As liquid crystal display would indicate, LCD screens use liquid crystals to switch pixels on and off to reveal a specific color. Liquid crystals are like a mixture between a solid and a liquid, where an electric current can be applied to change their state in order for a specific reaction to occur.
These liquid crystals can be thought of like a window shutter. When the shutter is open, light can easily pass through into the room. With LCD screens, when the crystals are aligned in a special way, they no longer allow that light through.

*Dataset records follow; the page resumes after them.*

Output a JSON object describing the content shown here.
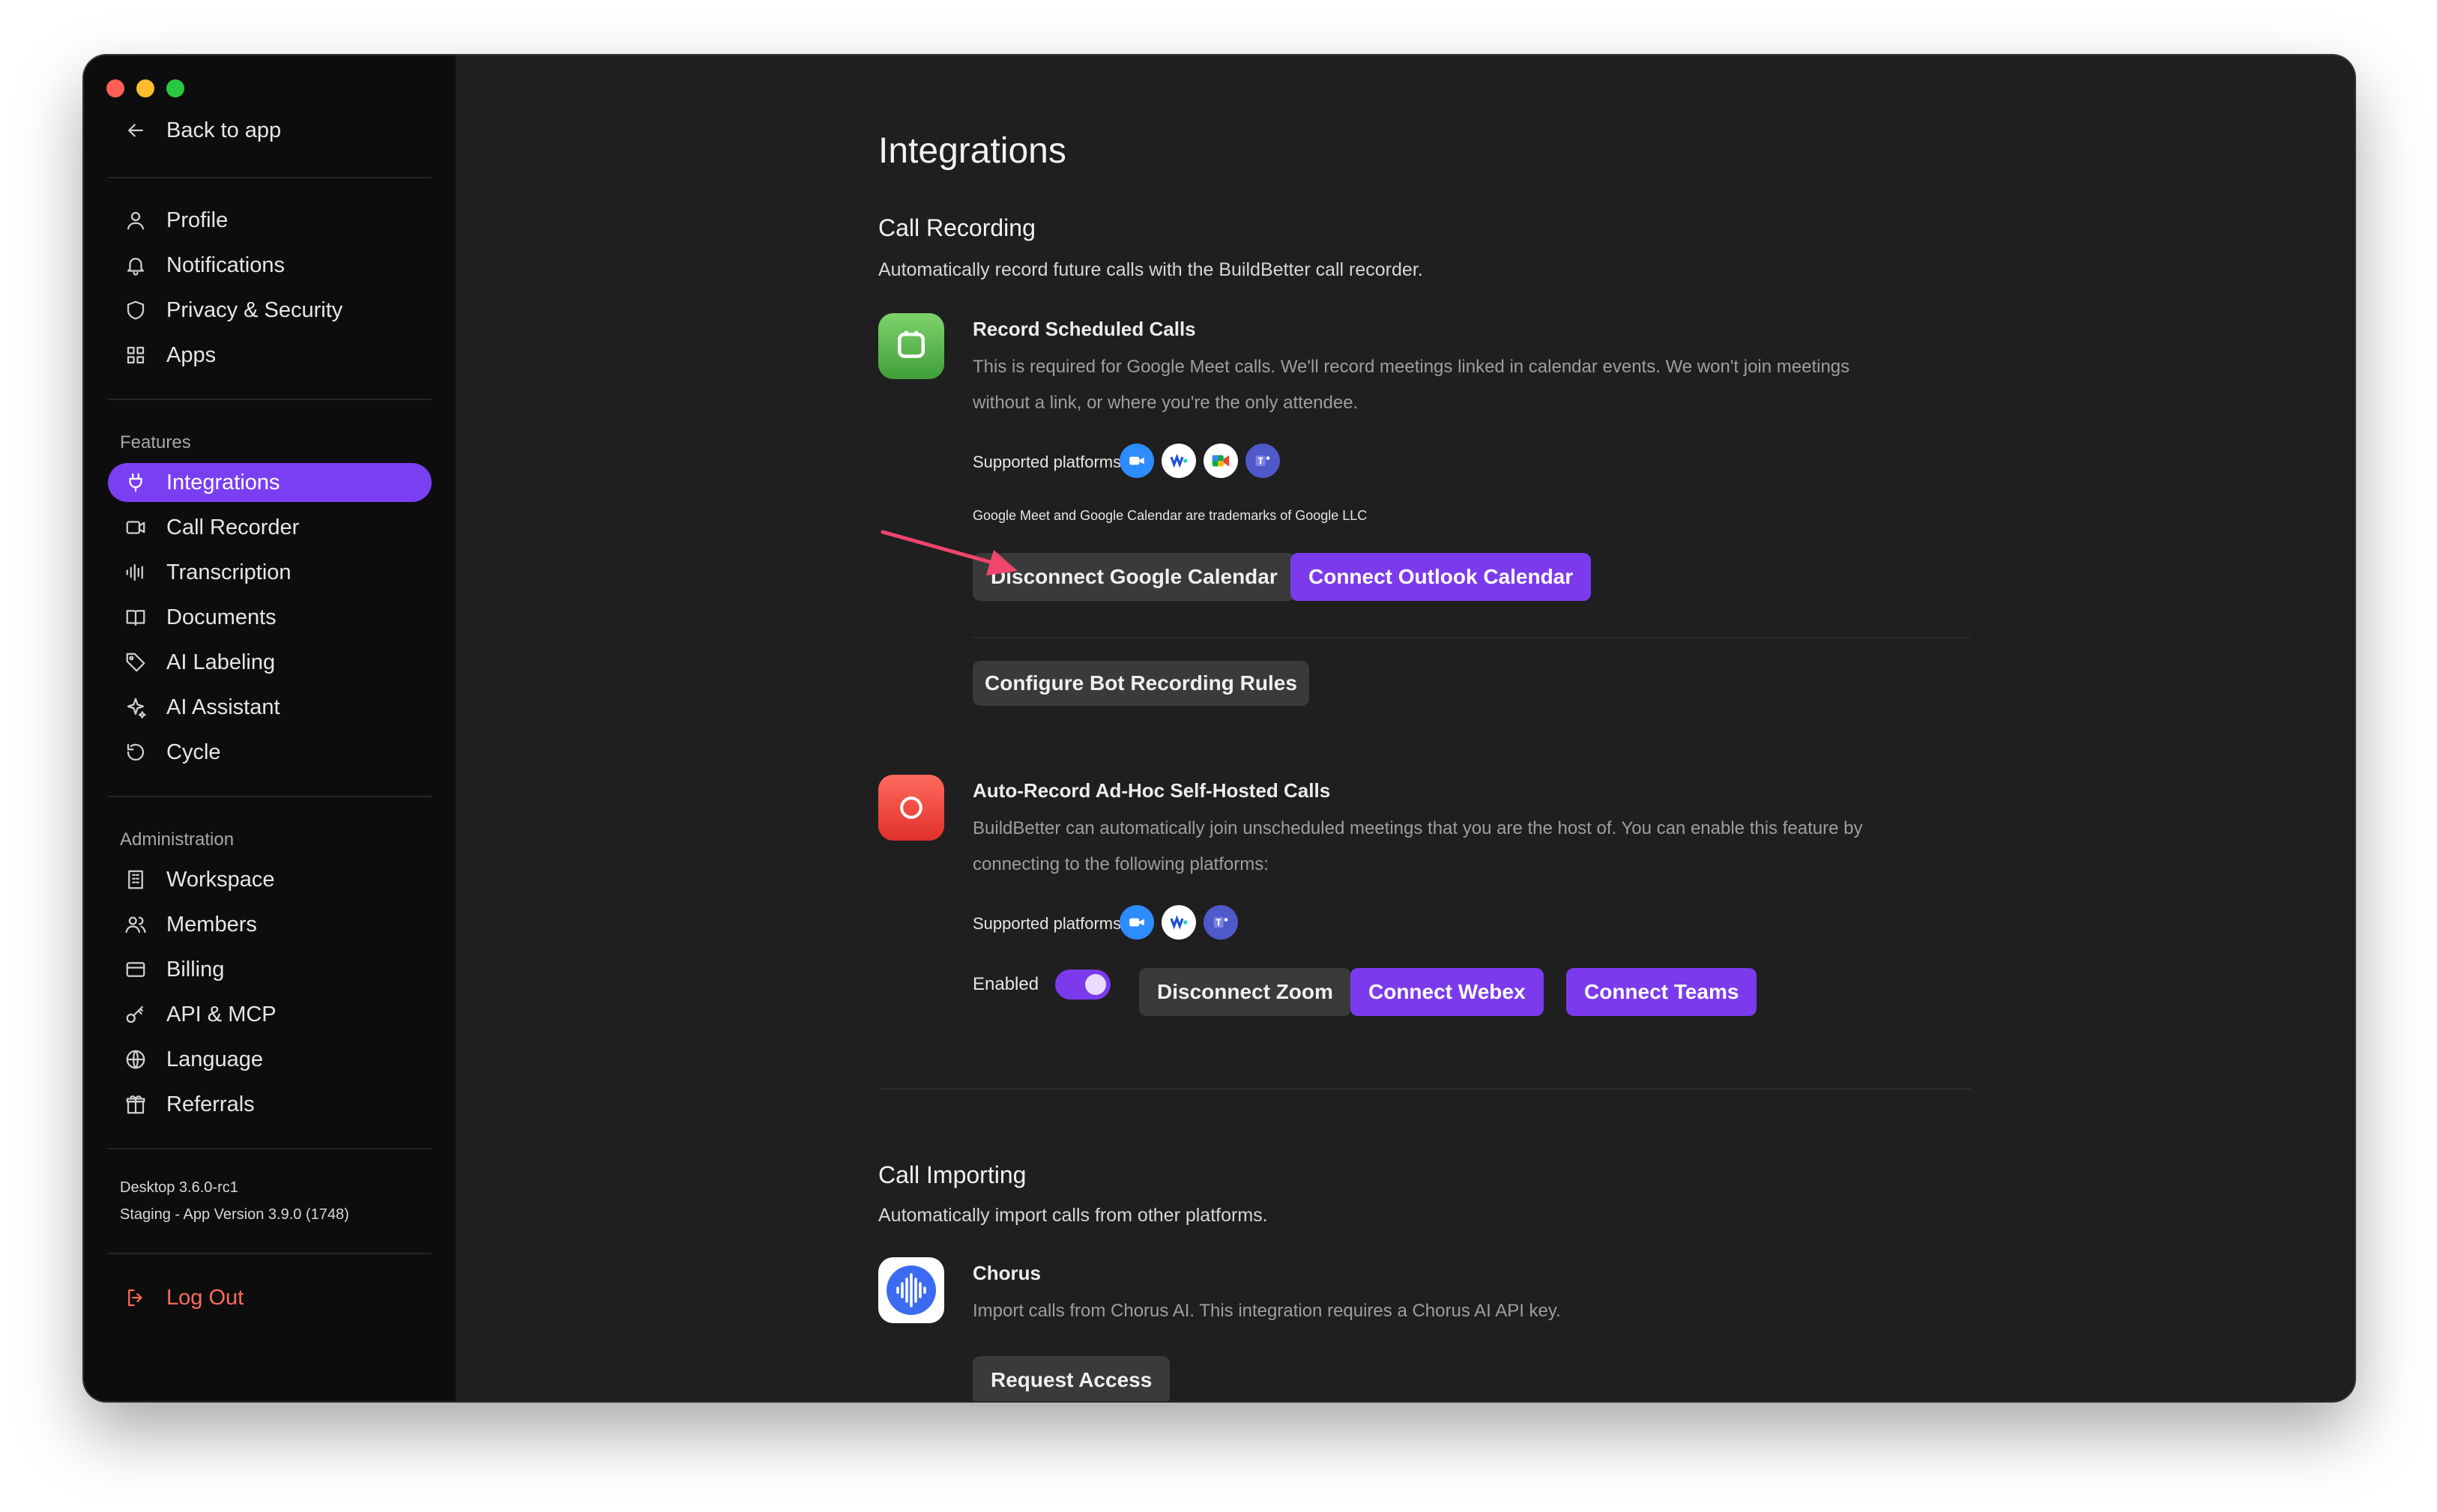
{
  "sidebar": {
    "back": "Back to app",
    "account_items": [
      {
        "label": "Profile",
        "icon": "user-icon"
      },
      {
        "label": "Notifications",
        "icon": "bell-icon"
      },
      {
        "label": "Privacy & Security",
        "icon": "shield-icon"
      },
      {
        "label": "Apps",
        "icon": "grid-icon"
      }
    ],
    "features_heading": "Features",
    "feature_items": [
      {
        "label": "Integrations",
        "icon": "plug-icon",
        "active": true
      },
      {
        "label": "Call Recorder",
        "icon": "video-icon"
      },
      {
        "label": "Transcription",
        "icon": "waveform-icon"
      },
      {
        "label": "Documents",
        "icon": "book-icon"
      },
      {
        "label": "AI Labeling",
        "icon": "tag-icon"
      },
      {
        "label": "AI Assistant",
        "icon": "sparkle-icon"
      },
      {
        "label": "Cycle",
        "icon": "cycle-icon"
      }
    ],
    "admin_heading": "Administration",
    "admin_items": [
      {
        "label": "Workspace",
        "icon": "building-icon"
      },
      {
        "label": "Members",
        "icon": "members-icon"
      },
      {
        "label": "Billing",
        "icon": "card-icon"
      },
      {
        "label": "API & MCP",
        "icon": "key-icon"
      },
      {
        "label": "Language",
        "icon": "globe-icon"
      },
      {
        "label": "Referrals",
        "icon": "gift-icon"
      }
    ],
    "version_line1": "Desktop 3.6.0-rc1",
    "version_line2": "Staging - App Version 3.9.0 (1748)",
    "logout": "Log Out"
  },
  "main": {
    "title": "Integrations",
    "call_recording": {
      "heading": "Call Recording",
      "subtitle": "Automatically record future calls with the BuildBetter call recorder.",
      "scheduled": {
        "title": "Record Scheduled Calls",
        "desc_line1": "This is required for Google Meet calls. We'll record meetings linked in calendar events. We won't join meetings",
        "desc_line2": "without a link, or where you're the only attendee.",
        "platforms_label": "Supported platforms:",
        "platforms": [
          "zoom-icon",
          "webex-icon",
          "google-meet-icon",
          "teams-icon"
        ],
        "trademark": "Google Meet and Google Calendar are trademarks of Google LLC",
        "disconnect_google": "Disconnect Google Calendar",
        "connect_outlook": "Connect Outlook Calendar",
        "configure": "Configure Bot Recording Rules"
      },
      "adhoc": {
        "title": "Auto-Record Ad-Hoc Self-Hosted Calls",
        "desc_line1": "BuildBetter can automatically join unscheduled meetings that you are the host of. You can enable this feature by",
        "desc_line2": "connecting to the following platforms:",
        "platforms_label": "Supported platforms:",
        "platforms": [
          "zoom-icon",
          "webex-icon",
          "teams-icon"
        ],
        "enabled_label": "Enabled",
        "enabled": true,
        "disconnect_zoom": "Disconnect Zoom",
        "connect_webex": "Connect Webex",
        "connect_teams": "Connect Teams"
      }
    },
    "call_importing": {
      "heading": "Call Importing",
      "subtitle": "Automatically import calls from other platforms.",
      "chorus": {
        "title": "Chorus",
        "desc": "Import calls from Chorus AI. This integration requires a Chorus AI API key.",
        "button": "Request Access"
      }
    }
  },
  "colors": {
    "accent": "#7c3aed",
    "annotation_arrow": "#f0466e",
    "logout": "#ff6b57"
  }
}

It's the back of an LCD screen that's responsible for shining light through the screen. In front of the light is a screen made up of pixels that are colored red, blue, or green. The liquid crystals are responsible for electronically turning a filter on or off in order to reveal a certain color to or keep that pixel black.
This means that LCD screens work by blocking light emanating from the back of the screen instead of creating the light themselves like how CRT screens work. This allows LCD monitors and TVs to use much less power than CRT ones.
LCD vs LED: What's the Difference?
LED stands for light-emitting diode. Although it has a different name than liquid crystal display, it's not something entirely different, but really just a different type of LCD screen.
The major difference between LCD and LED screens is how they provide backlighting. Backlighting refers to how the screen turns light on or off, something that's crucial for providing a great picture, especially between black and colored portions of the screen.
A regular LCD screen uses a cold cathode fluorescent lamp (CCFL) for backlighting purposes, while LED screens use more efficient and smaller light-emitting diodes (LED's). The difference in the two is that CCFL-backlit LCDs can't always block out all the black colors, in which case something like a black on white scene in a movie may not appear so black after all, while LED-backlit LCDs can localize the blackness for a much deeper contrast.
If you're having a hard time understanding this, just consider a dark movie scene as an example. In the scene is a really dark, black room with a closed door that's allowing some light through the bottom crack. An LCD screen with LED backlighting can pull it off better than CCFL backlighting screens because the former can turn on color for just the portion around the door, allowing all the rest of the screen to remain truly black.
Not every LED display is capable of dimming the screen locally like you just read. It's usually full-array TV's (versus edge-lit ones) that support local dimming.